Penguin

Notes on all the different ways that processes can be related to one another.

Parent/Child

When one process creates another using the fork(2) system call, the former is recorded as the parent of the latter, while the latter becomes a child of the former. Significance of parent/child relationship:

  • The parent is allowed to change the process group ID of the child (as long as the child has not done an execve(2) call).
  • When the child terminates, the parent can get a notification, either via the wait(2) or waitpid(2) calls, or by enabling receipt of the SIGCHLD signal.
  • If the parent should terminate before the child, the child is given a new parent, the InitProcess?.

ProcessGroup

A process group is a set of processes all sharing the same process group ID. This is the ID of the process that created the group.
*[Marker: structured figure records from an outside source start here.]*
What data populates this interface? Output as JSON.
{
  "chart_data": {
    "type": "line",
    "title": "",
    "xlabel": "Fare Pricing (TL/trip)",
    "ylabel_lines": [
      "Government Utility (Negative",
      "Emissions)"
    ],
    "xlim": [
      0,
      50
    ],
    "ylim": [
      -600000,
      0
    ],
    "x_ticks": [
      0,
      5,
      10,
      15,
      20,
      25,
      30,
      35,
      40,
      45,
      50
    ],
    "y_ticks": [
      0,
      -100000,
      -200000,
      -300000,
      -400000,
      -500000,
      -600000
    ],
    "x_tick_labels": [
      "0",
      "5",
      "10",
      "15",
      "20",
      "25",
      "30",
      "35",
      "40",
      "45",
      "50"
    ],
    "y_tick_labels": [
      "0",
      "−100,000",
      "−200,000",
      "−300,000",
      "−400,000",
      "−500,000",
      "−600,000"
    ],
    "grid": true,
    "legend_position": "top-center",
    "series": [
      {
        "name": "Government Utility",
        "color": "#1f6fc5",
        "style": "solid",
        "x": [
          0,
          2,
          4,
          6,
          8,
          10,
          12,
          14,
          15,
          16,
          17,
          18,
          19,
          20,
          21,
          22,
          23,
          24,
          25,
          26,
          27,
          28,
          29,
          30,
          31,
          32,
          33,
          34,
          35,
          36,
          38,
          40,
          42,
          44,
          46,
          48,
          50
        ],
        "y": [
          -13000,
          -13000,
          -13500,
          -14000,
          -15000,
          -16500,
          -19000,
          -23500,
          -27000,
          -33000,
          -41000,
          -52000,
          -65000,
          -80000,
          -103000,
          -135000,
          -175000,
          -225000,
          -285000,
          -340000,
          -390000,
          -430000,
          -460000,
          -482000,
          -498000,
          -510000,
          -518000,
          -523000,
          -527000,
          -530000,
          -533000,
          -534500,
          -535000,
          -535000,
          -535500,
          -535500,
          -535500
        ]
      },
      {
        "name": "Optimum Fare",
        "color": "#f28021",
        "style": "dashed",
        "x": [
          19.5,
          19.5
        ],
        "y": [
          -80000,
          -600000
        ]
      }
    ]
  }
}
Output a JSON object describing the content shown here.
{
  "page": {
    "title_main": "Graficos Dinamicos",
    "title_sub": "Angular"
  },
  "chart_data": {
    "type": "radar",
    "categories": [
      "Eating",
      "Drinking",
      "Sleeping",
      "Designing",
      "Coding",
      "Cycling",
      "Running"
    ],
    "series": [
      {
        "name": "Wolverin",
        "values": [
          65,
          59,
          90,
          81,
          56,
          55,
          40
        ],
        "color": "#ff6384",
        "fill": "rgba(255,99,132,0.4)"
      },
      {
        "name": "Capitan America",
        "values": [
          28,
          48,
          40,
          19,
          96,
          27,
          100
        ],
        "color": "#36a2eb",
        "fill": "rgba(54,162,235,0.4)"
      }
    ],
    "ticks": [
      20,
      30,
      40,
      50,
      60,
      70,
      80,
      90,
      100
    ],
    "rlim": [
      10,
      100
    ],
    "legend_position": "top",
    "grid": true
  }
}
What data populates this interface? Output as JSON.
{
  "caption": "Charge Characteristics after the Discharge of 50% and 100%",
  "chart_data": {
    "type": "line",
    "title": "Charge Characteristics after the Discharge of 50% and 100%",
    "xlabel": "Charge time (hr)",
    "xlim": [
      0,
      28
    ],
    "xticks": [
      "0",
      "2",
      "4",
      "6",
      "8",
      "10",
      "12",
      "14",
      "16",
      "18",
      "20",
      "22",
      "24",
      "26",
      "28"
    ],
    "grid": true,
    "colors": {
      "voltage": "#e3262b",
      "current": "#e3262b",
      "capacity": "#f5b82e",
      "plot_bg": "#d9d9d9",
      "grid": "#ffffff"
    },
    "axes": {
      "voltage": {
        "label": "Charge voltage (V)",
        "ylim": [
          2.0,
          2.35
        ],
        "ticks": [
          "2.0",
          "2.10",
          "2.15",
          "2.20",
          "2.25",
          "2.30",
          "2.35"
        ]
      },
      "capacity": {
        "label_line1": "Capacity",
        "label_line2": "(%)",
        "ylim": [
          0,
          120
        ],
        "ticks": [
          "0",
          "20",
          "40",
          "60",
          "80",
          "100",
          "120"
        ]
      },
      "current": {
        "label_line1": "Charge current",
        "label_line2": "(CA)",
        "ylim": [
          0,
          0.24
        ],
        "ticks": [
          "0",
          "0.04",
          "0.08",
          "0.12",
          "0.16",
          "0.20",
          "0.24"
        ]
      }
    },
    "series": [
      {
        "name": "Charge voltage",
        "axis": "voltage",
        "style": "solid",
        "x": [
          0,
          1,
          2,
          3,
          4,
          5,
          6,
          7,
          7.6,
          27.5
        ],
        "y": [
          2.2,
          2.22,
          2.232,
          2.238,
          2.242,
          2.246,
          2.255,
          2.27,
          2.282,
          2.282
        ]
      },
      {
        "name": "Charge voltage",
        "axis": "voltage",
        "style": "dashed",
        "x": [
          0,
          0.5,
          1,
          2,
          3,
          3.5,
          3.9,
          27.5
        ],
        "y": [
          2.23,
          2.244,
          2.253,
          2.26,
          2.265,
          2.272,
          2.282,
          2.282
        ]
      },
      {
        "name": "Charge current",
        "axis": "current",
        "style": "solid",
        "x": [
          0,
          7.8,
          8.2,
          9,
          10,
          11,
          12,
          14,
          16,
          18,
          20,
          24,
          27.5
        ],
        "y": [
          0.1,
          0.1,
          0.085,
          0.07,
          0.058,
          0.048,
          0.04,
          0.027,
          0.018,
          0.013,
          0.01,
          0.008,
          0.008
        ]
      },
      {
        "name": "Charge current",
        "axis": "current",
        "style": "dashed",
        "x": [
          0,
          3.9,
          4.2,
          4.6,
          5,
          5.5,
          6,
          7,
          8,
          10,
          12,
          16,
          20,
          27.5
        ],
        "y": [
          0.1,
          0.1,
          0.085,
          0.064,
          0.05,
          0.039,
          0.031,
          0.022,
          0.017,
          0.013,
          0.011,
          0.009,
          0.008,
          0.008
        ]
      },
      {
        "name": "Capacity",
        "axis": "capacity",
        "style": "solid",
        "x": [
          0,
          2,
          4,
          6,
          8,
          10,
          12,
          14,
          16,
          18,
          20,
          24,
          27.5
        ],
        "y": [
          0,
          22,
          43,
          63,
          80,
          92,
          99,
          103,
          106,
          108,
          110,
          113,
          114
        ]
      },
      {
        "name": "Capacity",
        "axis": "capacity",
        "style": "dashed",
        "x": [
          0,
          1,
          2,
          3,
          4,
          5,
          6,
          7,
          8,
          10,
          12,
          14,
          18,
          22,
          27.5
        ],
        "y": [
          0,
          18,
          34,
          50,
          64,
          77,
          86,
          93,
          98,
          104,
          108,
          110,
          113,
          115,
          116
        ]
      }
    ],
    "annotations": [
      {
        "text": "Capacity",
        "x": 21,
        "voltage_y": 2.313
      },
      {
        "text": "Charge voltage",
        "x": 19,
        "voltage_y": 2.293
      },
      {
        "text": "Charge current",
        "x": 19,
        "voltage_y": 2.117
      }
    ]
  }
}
Typically a shell will create a new process group for all processes that are part of a single shell pipeline.

Process groups are used to arbitrate access to the ControllingTerminal; to avoid user confusion processes currently in the foreground process group are the only ones allowed to read from this terminal (the assumption is they are all cooperating on the same task), while those in other process groups are blocked from doing so.

E.g. consider the following shell command:

    find bin -printf '%f\n' | xargs make

The shell spawns two initial processes in this process group: one running find, the second running xargs. The latter will in turn spawn another process, which goes by default into the same group, running make. And make, in turn, will likely spawn other processes to run compilers or whatever other else is necessary to rebuild the targets returned by the find command, depending on what's in the makefile.

Because the above command did not end with "&", the new process group is immediately put into the foreground, and the shell waits for the initial processes that it created to terminate before prompting the user for the next command.

Session?

A session is a set of processes all spawned (directly or indirectly) by the same session leader. A login shell is a session leader, and all processes it spawns in response to user commands are (at least initially) part of that same session. Any process can make itself into the leader of a new session by calling setsid(2), though it is probably a good idea to detach from its ControllingTerminal first.